How is the Shengshou 7x7?


----------



## Ronxu (Feb 14, 2014)

AlexCube said:


> How is the Shengshou 7x7?



Good. It was my main until I changed to mini SS.


----------



## AlexCube (Feb 14, 2014)

Ronxu said:


> Good. It was my main until I changed to mini SS.


Ok how big it is?


----------



## Ronxu (Feb 14, 2014)

AlexCube said:


> Ok how big it is?



Normal size.


----------



## AlexCube (Feb 14, 2014)

Ronxu said:


> Normal size.


Ok I'll buy it


----------



## Username (Feb 14, 2014)

AlexCube said:


> Could you hold the shengshou 7x7 for me? Also, is anyone else selling cubes?

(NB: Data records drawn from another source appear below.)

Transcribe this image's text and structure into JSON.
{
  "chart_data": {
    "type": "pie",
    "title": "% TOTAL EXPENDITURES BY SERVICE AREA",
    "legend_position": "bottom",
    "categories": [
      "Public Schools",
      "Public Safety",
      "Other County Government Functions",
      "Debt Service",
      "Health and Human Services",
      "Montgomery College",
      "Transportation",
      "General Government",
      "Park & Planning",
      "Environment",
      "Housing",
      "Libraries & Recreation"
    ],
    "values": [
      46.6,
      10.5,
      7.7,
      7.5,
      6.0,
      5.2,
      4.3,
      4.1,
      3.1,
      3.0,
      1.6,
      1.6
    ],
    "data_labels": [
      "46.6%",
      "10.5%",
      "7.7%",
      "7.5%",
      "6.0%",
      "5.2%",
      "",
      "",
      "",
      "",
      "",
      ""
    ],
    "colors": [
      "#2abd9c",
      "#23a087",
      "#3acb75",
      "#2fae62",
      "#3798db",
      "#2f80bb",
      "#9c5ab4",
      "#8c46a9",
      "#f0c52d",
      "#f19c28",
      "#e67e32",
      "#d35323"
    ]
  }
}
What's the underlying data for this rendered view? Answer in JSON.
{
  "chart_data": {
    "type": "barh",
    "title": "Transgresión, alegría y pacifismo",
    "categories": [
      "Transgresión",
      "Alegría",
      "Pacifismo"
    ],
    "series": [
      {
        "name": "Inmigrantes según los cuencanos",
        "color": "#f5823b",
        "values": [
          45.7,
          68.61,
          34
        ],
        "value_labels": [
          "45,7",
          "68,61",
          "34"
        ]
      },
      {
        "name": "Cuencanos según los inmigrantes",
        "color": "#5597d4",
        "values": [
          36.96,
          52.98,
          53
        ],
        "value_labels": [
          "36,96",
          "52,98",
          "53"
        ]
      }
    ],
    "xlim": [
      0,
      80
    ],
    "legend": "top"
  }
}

Yeah, I am selling some. I'll just bring them to the venue if I don't feel like typin them here next week

E:



AlexCube said:


> Ok I'll buy it




I'm also selling one. You might want to try them both before buying it from him


----------



## AlexCube (Feb 14, 2014)

Username said:


> Yeah, I am selling some. I'll just bring them to the venue if I don't feel like typin them here next week


Any good, new and cheap? Like a Weisu or Aosu etc.


----------



## AlexCube (Feb 15, 2014)

Username said:


> Yeah, I am selling some. I'll just bring them to the venue if I don't feel like typin them here next week
> 
> E:
> 
> ...



Nice! How much would you ask?


----------



## Username (Feb 15, 2014)

AlexCube said:


> Nice! How much would you ask?



PM me


----------



## AlexCube (Feb 15, 2014)

Username said:


> PM me



PM'd


----------



## Username (Feb 17, 2014)

I should probably start practicing a bit more again. Haven't done a serious average in a few weeks... I also need to find a main


----------



## kcl (Feb 17, 2014)

Username said:


> I should probably start practicing a bit more again. Haven't done a serious average in a few weeks... I also need to find a main



Don't find one plz

I want a chance to be faster than you


----------



## Ronxu (Feb 17, 2014)

I'll be away from home until Thursday. We'll see how much I can manage to practice. Haven't done a single feet solve after my previous comp.


----------



## AlexCube (Feb 20, 2014)

Ok so coming in 3.30 pm train from Oulu to Helsinki tomorrow. We have an apartment at. Katajannokka and we're gonna sleep there  6h train trip. Should be able to practice enough  See you guys the day after tomorrow! Btw Ronxu and username hold the 7x7s for me  Good luck!


----------



## Username (Feb 22, 2014)

Okso day1 was a fail. Only one good solve (7x7 single)


----------



## Ronxu (Feb 22, 2014)

Okso day1 was a success. Did well in pretty much everything.


----------



## Username (Feb 22, 2014)

Okso apparently I have lost my pyra. I hope I can find it before round1


----------



## Username (Feb 23, 2014)

Failed first 2 3x3 rounds completely (except for a 9.25 single)


----------